Have you seen this before?

In order to survive, and further, to hunt down the person who attacked his wife Lenny uses a system of written notes (only trusting those in his own handwriting) and polaroid photographs to remind him what he is doing, where he is staying and who to trust. In addition to these reminders he has clues and information tattooed all over his body.

One of the most interesting features of this film is the fact that the whole thing has been filmed scene by scene and then the scenes have been run in reverse order, so chronologically the film runs backwards. This is tremendously done and manages not only to avoid becoming muddled or disjointed but in fact to flow towards a satisfying conclusion. It sounds complicated but works very well and the story always feels as though it is progressing or moving forward.

The direction is superb and demonstrates a high level of expertise and originality. Christopher Nolan has done a tremendous job as screenplay writer and director. He combines a variety of techniques in his filming which add alot of depth to the film. On top of the backwards chronology there are further flashbacks to before "the incident" which are cleverly set aside by filming them in black and white. There are also some clever shots at the end which I don´t want to ruin so pay attention and look out for them.

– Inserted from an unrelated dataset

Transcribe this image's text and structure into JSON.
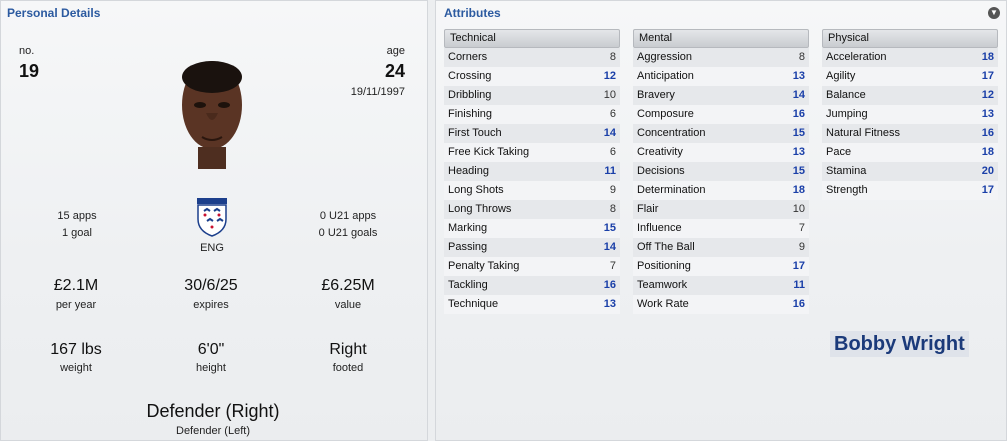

Carrie Anne Moss in Memento

The acting throughout is top quality, Pearce has established himself as an accomplished and skilled actor and merely adds to that reputation in this feature. Support is provided by Joe Pantoliano as Teddy and Carrie-Anne Moss as Natalie both of whom you may remember from the smash hit film The Matrix. The characters and attention to detail shown by both the actors and the director make this compelling viewing despite the total budget being relatively low at $5 million.

The film lasts around an hour and three-quarters but feels much shorter and should have no problem sustaining your interest. If you are looking for something a bit different or original I would urge you to give this a try. An intelligent, twisting thriller with a difference, this really is an enjoyable film to watch.